20:1 would be "Wuxi City" (i.e. prefecture where the 6.5 million comes from) as a whole to Birmingham the traditional "city proper" westerners would think. Looking at the actual data on that... 4628/268=17.2x - not bad for a swag :).

Again my point isn't "Birmingham is big stronk western city put puny Asian city shame" it's probably 3 fold at this point:

1) If you put Birmingham the city proper in urban China people would be saying it's a small city.

2) What people call a "city" in the west is usually vastly smaller than some of the places with "city" in the name in China, as such googling "population of <x> city" and comparing it to familiar "population of <y> city" is just going to confuse people more than help them understand how big these places are.

3) Wuxi is going to be a lot smaller in 2000 when the story was taking place than today, western cities don't have that kind of powerhouse growth anymore where you have to think when the event happened not just where.

.

Maybe you still disagree with my conclusion, and that's fine, mostly I wanted to get these 3 concepts out there regardless where the reader ends up on the matter.



Those are good points. Surely #1 and #3 are correct.

I think we agree on the central point: that rags like the Grauniad systematically understate the sizes of urbanizations in China, in a variety of ways. We might disagree on why, and what the effect is.

As for #2, the question of what to call a "city" is sort of more about the cultural practices of translators than about patterns of urban growth. People in China mostly don't call Wuxi a "city"; I think they call it a 市 (the administrative unit), a 地级市 (the larger administrative unit Wuxi Prefecture), a 城市 (the social phenomenon), a 都市, or a 城. How the Guardian chooses to describe Wuxi for their English-speaking readers, mostly outside China, is really the question here.

You seem to be suggesting that writers draw the English-language line between "town" and "city" at a larger population level when they're talking about Chinese cities than when they're talking about cities in, say, England. I think you're correct. I picked three smaller "cities" in Jiangsu from Wikipedia to see how the English-speaking press describes them: Pizhou (population 163k; nytimes: "a village in Jiangsu Province in eastern China"), Yangzhong (pop. 344k; Grauniad: "a county-level city in Jiangsu province", "Yangzhong city"), and Jintan (564k; BBC: "the town of Jintan").

Wuxi has probably more than doubled since 02000, as you say, and Birmingham surely hasn't. However, even in 02000 I don't know if it was a "small city" in any absolute sense (rather than compared to Suzhou and Shanghai). Its population was surely already larger and denser than Birmingham's.

Some Western cities do have that kind of powerhouse growth; a bit of searching turns up Toluca, The Woodlands (arguably still too small to be a "city"), Brasilia, and Las Vegas.

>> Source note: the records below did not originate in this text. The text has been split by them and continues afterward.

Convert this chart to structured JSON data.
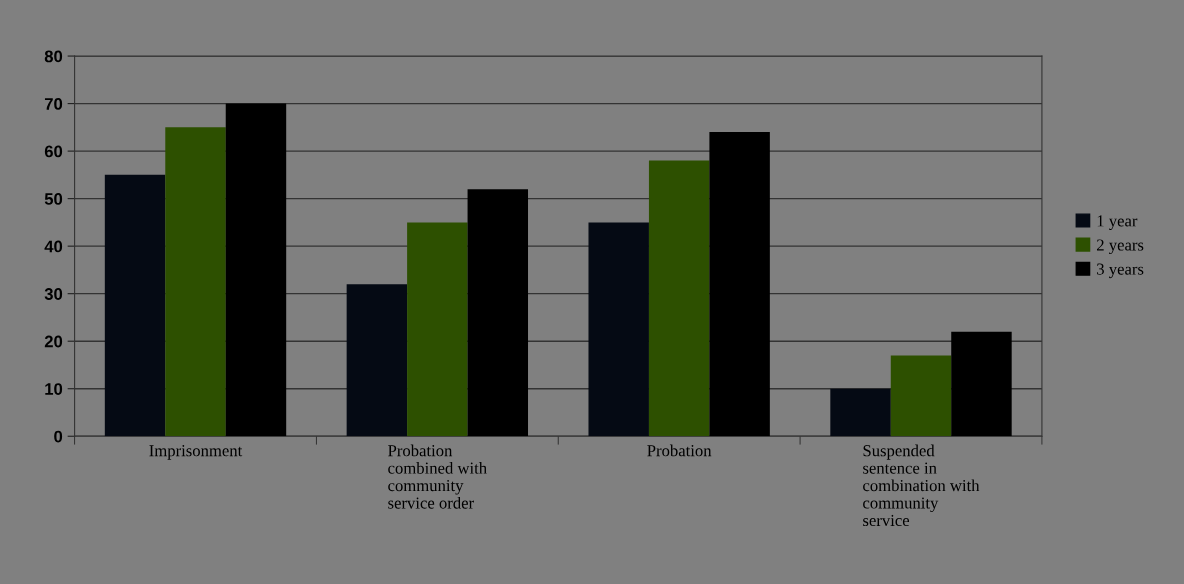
{
  "chart_data": {
    "type": "bar",
    "categories": [
      "Imprisonment",
      "Probation\ncombined with\ncommunity\nservice order",
      "Probation",
      "Suspended\nsentence in\ncombination with\ncommunity\nservice"
    ],
    "series": [
      {
        "name": "1 year",
        "color": "#050a14",
        "values": [
          55,
          32,
          45,
          10
        ]
      },
      {
        "name": "2 years",
        "color": "#2d5000",
        "values": [
          65,
          45,
          58,
          17
        ]
      },
      {
        "name": "3 years",
        "color": "#000000",
        "values": [
          70,
          52,
          64,
          22
        ]
      }
    ],
    "ylim": [
      0,
      80
    ],
    "yticks": [
      0,
      10,
      20,
      30,
      40,
      50,
      60,
      70,
      80
    ],
    "grid": "y",
    "legend": "right"
  }
}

Their growth rates are in the same neighborhood as Wuxi's over the last 20 years. Brasilia, for example, has grown from 2.0 million in 02000 to 3.0 million today, 4.3 million in the metro area.

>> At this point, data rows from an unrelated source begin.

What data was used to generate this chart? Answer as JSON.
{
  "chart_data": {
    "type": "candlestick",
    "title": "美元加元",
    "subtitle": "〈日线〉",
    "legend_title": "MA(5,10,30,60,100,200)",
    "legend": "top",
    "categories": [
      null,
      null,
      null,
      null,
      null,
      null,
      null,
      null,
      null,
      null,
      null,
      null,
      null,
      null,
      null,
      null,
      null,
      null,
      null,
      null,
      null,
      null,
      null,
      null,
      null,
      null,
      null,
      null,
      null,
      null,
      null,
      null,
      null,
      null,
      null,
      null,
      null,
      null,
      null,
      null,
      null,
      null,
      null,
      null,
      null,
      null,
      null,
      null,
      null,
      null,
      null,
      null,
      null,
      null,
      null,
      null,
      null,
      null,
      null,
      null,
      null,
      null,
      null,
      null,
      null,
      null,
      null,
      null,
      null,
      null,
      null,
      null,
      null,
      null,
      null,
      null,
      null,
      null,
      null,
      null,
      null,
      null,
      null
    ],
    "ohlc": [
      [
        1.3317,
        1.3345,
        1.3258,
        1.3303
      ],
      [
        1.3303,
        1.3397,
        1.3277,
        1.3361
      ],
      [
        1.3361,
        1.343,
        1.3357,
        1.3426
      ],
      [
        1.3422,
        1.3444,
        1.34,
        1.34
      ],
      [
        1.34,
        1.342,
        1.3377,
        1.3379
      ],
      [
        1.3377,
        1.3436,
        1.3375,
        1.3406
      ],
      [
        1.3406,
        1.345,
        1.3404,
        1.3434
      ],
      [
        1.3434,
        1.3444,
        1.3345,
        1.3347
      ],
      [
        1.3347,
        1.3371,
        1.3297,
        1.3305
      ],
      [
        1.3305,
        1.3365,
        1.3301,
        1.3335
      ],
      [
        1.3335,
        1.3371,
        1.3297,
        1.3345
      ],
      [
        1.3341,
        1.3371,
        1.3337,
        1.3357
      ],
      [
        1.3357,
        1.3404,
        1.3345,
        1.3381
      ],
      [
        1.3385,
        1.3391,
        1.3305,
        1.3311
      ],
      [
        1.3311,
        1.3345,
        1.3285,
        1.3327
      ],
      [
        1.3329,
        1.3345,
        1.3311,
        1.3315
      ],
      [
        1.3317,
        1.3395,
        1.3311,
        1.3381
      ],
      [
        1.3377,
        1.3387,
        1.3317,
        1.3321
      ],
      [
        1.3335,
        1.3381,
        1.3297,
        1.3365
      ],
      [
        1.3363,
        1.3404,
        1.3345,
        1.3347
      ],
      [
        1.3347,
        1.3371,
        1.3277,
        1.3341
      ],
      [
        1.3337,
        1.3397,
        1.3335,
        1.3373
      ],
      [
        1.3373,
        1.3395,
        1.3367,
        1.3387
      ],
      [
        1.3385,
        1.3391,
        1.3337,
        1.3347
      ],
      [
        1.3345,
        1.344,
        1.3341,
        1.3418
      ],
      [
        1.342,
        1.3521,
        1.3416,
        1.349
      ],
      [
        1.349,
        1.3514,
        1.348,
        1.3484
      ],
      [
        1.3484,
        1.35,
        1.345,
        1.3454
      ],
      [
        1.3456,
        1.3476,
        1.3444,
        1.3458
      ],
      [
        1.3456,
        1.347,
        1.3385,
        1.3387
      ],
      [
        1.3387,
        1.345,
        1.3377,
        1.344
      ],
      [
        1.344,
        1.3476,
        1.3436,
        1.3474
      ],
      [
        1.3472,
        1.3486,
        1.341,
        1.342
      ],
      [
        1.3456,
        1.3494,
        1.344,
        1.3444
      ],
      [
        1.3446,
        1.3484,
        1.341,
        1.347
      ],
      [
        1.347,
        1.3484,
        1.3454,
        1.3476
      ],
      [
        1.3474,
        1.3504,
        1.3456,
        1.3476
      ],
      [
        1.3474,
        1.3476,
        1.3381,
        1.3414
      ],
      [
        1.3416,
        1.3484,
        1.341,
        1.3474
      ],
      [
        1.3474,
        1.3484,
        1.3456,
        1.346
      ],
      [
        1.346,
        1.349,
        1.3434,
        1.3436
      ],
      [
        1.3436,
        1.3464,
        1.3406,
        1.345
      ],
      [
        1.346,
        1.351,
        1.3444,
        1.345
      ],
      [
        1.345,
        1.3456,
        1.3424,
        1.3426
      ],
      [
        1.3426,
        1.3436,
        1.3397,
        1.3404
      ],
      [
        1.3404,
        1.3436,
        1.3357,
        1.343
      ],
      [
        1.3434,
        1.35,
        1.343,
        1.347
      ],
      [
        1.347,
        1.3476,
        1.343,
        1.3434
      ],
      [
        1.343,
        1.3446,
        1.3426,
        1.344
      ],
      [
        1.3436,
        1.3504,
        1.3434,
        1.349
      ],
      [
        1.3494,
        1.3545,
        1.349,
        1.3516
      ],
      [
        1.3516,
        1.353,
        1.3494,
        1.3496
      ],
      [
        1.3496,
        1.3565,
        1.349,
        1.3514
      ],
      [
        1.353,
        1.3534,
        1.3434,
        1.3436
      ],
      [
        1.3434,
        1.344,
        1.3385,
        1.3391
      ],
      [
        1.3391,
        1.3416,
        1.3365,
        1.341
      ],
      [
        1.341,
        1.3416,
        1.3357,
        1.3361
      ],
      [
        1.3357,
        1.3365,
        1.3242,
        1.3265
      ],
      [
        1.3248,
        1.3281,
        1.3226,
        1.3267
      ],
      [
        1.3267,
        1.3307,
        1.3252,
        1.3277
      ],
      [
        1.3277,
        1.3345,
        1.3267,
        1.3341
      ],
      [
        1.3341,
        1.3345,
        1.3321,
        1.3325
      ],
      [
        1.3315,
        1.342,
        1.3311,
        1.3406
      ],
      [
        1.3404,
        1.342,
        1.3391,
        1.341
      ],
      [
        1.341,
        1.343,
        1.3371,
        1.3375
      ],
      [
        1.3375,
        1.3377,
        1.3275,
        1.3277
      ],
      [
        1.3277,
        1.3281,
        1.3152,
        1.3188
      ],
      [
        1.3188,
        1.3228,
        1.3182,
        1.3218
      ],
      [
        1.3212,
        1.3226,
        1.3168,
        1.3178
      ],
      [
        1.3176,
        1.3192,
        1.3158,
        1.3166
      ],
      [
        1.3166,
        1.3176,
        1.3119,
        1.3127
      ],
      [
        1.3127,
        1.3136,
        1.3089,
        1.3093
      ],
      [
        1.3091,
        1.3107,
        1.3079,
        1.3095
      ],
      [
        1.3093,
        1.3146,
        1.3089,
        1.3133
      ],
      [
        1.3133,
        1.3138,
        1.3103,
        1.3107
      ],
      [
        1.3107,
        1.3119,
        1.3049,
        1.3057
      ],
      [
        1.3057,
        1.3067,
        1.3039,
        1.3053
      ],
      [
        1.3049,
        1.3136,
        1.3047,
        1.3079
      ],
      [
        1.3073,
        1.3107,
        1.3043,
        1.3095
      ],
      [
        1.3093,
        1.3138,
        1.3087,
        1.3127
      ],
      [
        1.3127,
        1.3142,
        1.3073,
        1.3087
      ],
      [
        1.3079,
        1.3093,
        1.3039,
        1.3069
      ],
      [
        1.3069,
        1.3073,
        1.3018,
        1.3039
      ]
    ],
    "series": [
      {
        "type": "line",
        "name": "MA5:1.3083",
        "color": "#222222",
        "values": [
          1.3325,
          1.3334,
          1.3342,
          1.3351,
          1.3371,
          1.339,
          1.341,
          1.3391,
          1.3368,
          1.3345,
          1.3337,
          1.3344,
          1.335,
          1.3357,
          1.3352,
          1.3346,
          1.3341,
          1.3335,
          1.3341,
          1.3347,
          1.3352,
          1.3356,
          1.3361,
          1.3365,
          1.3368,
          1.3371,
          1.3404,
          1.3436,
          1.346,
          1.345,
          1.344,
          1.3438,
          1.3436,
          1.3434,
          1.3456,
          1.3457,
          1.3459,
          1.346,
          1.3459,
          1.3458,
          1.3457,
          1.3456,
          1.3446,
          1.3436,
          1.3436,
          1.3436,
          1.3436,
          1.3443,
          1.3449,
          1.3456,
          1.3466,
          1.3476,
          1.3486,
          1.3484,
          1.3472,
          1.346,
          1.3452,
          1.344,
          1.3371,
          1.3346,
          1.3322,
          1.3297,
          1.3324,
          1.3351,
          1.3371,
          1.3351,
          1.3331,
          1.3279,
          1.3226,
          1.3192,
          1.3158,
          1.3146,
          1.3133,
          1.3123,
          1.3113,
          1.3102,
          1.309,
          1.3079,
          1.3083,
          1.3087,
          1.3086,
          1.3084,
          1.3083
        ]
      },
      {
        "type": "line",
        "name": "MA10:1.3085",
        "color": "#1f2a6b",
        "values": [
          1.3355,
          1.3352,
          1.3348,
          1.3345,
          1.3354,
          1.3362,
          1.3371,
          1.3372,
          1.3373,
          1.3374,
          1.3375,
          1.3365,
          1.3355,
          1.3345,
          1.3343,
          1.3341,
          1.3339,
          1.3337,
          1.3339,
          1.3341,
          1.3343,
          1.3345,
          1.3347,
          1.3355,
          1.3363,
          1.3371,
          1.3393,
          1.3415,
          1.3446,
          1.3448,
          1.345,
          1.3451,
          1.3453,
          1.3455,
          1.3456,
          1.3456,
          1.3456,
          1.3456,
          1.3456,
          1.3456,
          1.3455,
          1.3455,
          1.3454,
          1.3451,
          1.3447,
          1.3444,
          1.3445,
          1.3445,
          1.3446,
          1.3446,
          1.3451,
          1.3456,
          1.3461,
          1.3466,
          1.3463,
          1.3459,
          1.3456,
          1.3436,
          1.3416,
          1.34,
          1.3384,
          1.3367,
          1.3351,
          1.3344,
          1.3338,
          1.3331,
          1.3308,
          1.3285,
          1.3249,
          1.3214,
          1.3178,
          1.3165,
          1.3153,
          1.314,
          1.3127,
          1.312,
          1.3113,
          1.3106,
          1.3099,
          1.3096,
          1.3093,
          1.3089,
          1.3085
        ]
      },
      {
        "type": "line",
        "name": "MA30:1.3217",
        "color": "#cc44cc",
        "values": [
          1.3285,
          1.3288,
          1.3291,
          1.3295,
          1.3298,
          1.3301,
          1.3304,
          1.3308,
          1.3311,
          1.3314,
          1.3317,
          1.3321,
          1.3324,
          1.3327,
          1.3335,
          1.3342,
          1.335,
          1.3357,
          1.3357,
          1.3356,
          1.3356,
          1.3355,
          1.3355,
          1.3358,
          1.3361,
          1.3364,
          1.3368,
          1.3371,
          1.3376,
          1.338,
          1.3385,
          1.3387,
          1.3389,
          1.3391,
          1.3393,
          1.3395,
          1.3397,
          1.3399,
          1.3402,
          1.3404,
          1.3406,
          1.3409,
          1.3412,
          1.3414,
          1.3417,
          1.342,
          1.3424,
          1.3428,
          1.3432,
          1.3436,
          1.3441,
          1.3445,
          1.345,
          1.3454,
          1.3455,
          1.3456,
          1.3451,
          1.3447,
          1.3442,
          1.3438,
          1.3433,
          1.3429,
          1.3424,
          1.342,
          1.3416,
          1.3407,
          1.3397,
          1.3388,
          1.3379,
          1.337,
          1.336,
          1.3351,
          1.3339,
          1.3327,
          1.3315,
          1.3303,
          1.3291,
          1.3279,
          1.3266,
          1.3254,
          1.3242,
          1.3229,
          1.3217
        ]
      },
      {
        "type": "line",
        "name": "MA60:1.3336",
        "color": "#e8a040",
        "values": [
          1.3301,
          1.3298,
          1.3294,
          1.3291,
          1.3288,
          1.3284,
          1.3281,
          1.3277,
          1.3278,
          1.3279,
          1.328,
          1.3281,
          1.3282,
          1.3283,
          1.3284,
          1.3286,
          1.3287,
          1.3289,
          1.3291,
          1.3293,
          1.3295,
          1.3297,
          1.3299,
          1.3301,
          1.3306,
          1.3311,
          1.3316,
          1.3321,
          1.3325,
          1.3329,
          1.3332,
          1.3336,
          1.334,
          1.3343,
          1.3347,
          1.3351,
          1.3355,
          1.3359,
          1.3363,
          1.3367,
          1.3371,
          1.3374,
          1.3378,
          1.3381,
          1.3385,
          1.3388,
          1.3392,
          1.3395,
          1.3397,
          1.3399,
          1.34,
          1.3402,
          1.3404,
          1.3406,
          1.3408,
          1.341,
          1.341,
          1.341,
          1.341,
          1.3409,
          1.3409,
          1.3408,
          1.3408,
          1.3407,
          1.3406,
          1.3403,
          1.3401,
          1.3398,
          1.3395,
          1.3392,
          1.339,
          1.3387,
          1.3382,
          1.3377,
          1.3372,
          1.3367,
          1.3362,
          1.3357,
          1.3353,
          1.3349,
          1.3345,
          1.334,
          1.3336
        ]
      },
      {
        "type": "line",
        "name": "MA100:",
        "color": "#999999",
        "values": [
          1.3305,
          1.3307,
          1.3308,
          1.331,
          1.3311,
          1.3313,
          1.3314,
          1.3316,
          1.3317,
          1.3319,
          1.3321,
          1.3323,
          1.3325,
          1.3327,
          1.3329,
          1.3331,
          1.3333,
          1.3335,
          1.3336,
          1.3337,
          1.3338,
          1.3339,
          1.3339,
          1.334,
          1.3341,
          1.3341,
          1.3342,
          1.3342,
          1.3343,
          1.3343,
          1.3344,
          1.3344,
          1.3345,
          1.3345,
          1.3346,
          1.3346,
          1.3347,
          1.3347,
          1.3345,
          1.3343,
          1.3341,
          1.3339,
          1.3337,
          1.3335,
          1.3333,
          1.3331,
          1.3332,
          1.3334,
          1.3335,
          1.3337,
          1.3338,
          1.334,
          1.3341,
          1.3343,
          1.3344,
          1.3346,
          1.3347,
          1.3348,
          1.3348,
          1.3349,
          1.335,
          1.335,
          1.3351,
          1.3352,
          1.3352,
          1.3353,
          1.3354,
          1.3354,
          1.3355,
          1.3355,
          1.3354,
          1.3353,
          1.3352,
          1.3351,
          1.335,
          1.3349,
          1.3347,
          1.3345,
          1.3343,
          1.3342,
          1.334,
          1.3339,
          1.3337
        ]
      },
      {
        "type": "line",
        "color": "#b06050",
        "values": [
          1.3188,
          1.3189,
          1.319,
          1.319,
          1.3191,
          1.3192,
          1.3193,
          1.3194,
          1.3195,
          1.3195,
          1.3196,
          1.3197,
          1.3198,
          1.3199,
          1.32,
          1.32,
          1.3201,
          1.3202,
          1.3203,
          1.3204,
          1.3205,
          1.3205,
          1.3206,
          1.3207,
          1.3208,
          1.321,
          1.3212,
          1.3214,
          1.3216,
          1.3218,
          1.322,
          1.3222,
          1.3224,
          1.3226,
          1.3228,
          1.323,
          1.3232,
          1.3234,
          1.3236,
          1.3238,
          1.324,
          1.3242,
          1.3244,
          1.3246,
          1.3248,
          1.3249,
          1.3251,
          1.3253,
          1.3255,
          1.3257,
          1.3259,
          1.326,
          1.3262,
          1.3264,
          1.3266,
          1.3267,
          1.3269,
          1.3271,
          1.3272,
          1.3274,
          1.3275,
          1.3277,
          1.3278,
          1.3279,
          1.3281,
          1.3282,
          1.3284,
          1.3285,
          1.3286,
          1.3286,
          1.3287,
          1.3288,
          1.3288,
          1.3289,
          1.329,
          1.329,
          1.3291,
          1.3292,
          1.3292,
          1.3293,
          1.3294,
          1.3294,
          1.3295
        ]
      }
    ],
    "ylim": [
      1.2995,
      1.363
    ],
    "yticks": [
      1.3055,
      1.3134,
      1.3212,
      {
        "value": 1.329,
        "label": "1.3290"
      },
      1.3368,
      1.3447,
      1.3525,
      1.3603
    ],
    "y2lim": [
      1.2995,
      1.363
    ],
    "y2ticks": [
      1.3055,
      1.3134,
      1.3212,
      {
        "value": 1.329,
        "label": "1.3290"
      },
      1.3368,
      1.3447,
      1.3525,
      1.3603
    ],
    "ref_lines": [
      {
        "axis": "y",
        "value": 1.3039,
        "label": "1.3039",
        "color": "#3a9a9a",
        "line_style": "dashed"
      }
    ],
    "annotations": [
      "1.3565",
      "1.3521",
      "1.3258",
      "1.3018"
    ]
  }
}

However, I'm not sure I understand your concern about how making these comparisons is "just going to confuse people." What kind of information do you think would be more useful for understanding how big Wuxi is than knowing that its population exceeds that of, for example, Mongolia, Puerto Rico, or any metropolitan area in Germany, and that the population density in its center is half that of Manhattan but three times that of Birmingham? If someone is led by the "small city" terminology to think that Wuxi is similar in size to Johnstown, PA (pop. 25000), or Wiesbaden (pop. 291000, metro area over half a million), they're already confused; wouldn't "googling population of Wuxi and comparing it to familiar population of <y> city" clear that right up?

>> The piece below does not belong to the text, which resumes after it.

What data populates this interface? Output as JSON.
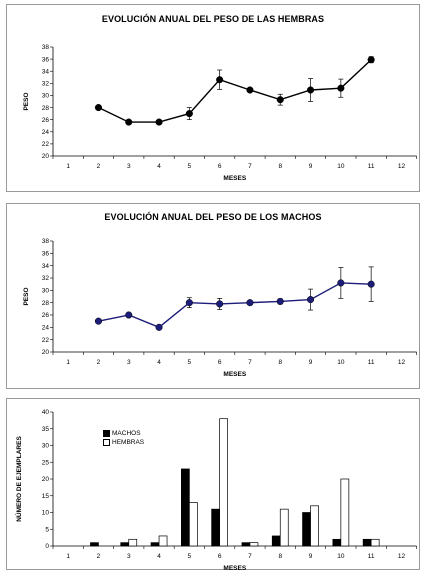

At least after you cut through the terminological ambiguity of whether "Wuxi" means Liangxi Qu, the five districts of Wuxi City, or the whole Wuxi prefecture, and the analogous ambiguity of where to draw the limits of "London" (the Square Mile?) or "Sydney" or whatever familiar city you're comparing to, it seems like you'd be less confused after making those comparisons, rather than more confused.